One problem of using just the happiness metric for policy as some countries have is that it undercounts the vote of half of the world—introverts and low-positive-affective people. Introverts, on average, do not feel as much positive emotion and do not feel as great elation as extraverts feel.


Measuring how much additional well-being—additional happiness plus engagement plus meaning plus relationships plus accomplishment—that a proposed policy will create is not only more objective, it is more democratic.

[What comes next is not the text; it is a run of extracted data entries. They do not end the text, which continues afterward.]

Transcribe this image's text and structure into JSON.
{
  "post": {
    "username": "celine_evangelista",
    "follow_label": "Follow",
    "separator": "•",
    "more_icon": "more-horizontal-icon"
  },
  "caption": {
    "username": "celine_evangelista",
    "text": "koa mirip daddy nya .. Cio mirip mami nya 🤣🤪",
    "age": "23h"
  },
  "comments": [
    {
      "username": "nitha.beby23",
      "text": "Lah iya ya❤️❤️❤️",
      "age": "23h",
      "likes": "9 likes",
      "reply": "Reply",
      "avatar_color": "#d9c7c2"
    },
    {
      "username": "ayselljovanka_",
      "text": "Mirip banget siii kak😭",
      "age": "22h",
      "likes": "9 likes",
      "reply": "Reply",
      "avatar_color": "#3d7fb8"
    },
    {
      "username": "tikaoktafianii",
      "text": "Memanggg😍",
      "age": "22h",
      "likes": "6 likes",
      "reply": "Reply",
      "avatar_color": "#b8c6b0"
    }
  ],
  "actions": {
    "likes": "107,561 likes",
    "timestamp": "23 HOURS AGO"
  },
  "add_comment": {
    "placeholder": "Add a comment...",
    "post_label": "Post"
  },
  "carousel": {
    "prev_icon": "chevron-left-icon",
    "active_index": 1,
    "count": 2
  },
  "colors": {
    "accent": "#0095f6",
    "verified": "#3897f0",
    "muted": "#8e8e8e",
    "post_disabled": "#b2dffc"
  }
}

Happiness is more contagious than depression.


Nietzsche analyzed human growth and human history in three stages. The first, he calls the “Camel.” The Camel just sits there, moans, and takes it. The first four millennia of recorded history are the Camel.


The second, he calls the “Lion.” The Lion says “no.” “No” to poverty, “no” to tyranny, “no” to plague, “no” to ignorance. Western politics since 1776, or even since the drafting of the Magna Carta in 1215, can be seen as the uphill struggle to say “no.” This has undeniably been working.


What if the Lion really worked? What if humanity could actually say “no” successfully to all the disabling conditions of life? What then? Nietzsche tells us that there is a third stage of development: the “Child Reborn.” The Child asks, “To what can we say ‘yes’?” What can every human being affirm?


We can all say “yes” to more positive emotion.

We can all say “yes” to more engagement.

We can all say “yes” to better relationships.

We can all say “yes” to more meaning in life.

We can all say “yes” to more positive accomplishment.

We can all say “yes” to more well-being.